Almorzaba sentado sobre las piedras, debajo de los acantilados. Mirando el mar. ¿Se puede vivir en una ciudad sin océano, sin la vista de ese manto de agua, sin el sonido crepitante de las olas, sin el vaivén de las mareas que nos llaman y nos hipnotizan?
Sospecho que es posible. Se podrá. Y sin embargo a mí me costaba tanto desenredarme de aquella rutina.
Si había tiempo, si no se cruzaba una reunión, un compromiso. Si la gerencia, los clientes, la imprenta no requerían de mi presencia, yo conducía hacia los acantilados, cargando alguna comida: un sánguche, una empanada.
Trepaba el muro que separaba la pista de la Costa Verde de las piedras o de la arena y me sentaba a ver el mar.
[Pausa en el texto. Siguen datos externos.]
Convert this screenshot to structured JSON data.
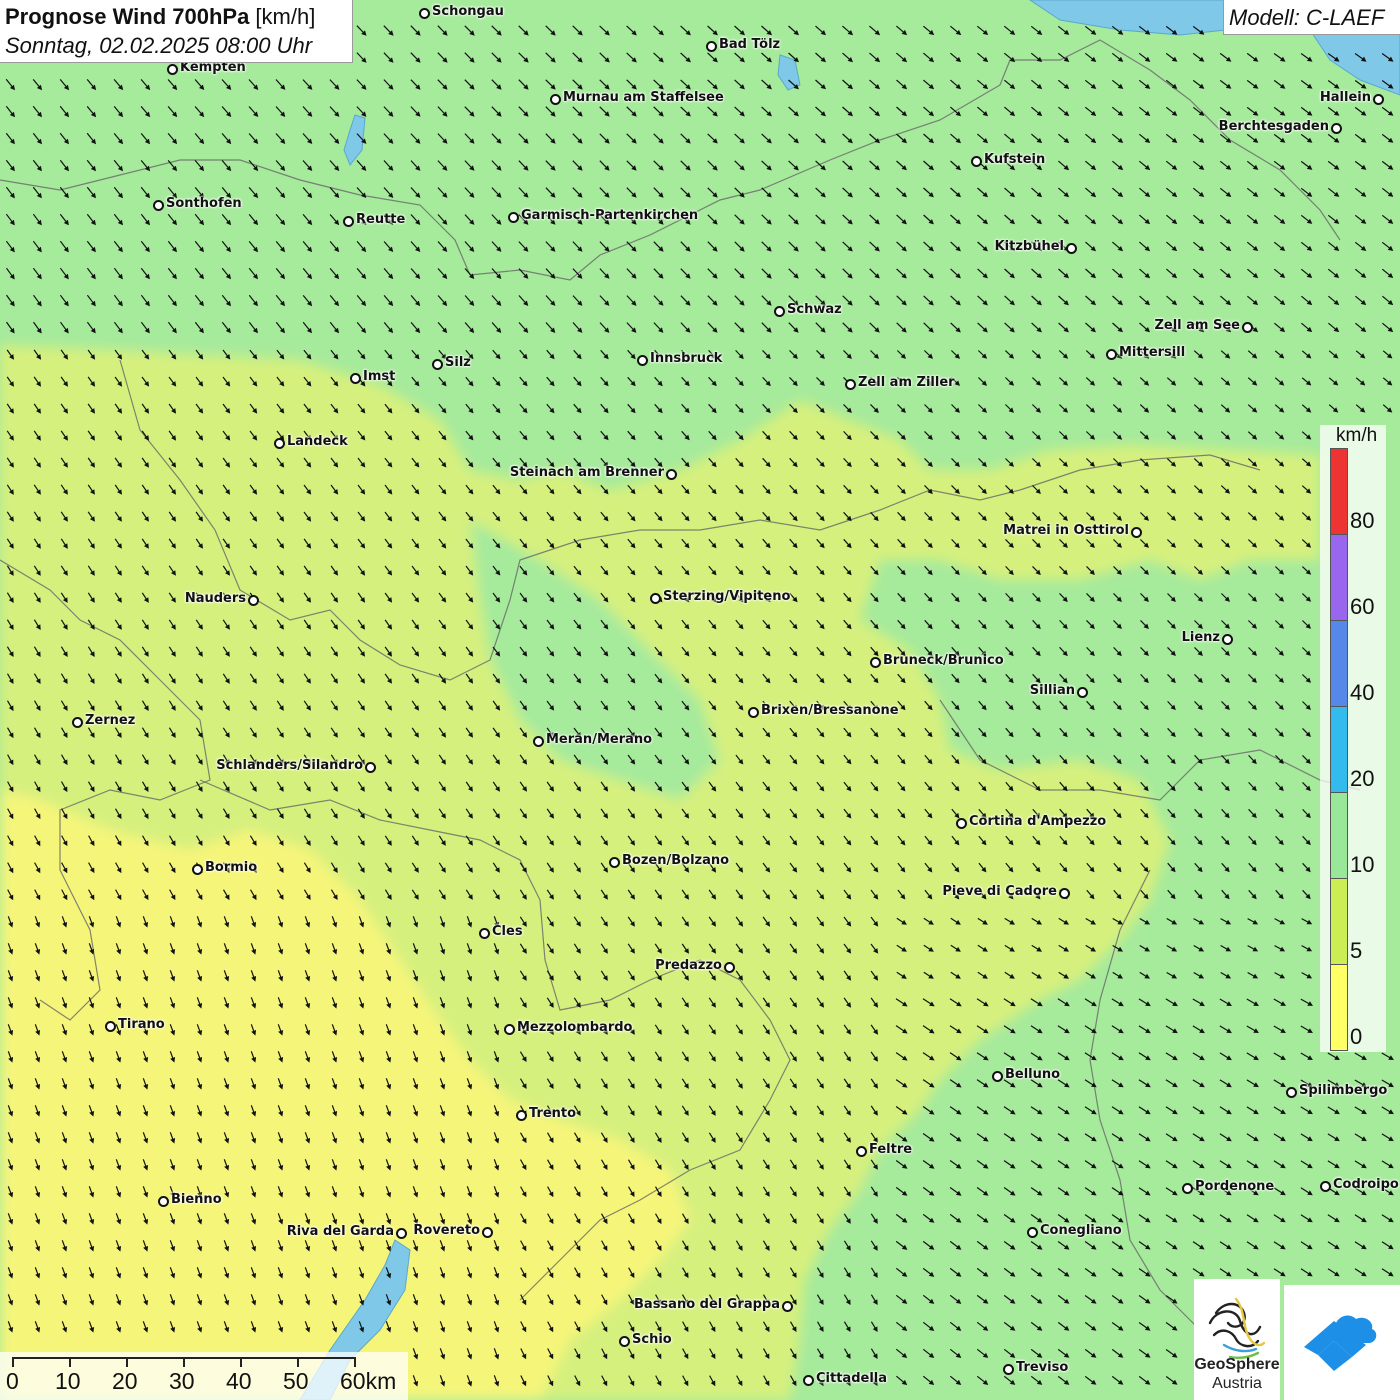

Esos eran los mejores días del invierno.
Sin esos días con mar, el frío y la humedad se convertían en un obstáculo más de esa ciudad irrespirable. Más aún en las noches sin ti.
Si no podía imaginarte caminando conmigo más abajo del puente, dirigiéndonos hacia el bramido de las olas que reventaban allá abajo, el invierno en Lima se iba construyendo con los desengaños acumulados.
Con improvisaciones del amor, corazonadas que me ayudaban a soportar el peso de la neblina. Hasta que llegaba el calor y me podía escapar.
Más allá, hacia otro tipo de mar.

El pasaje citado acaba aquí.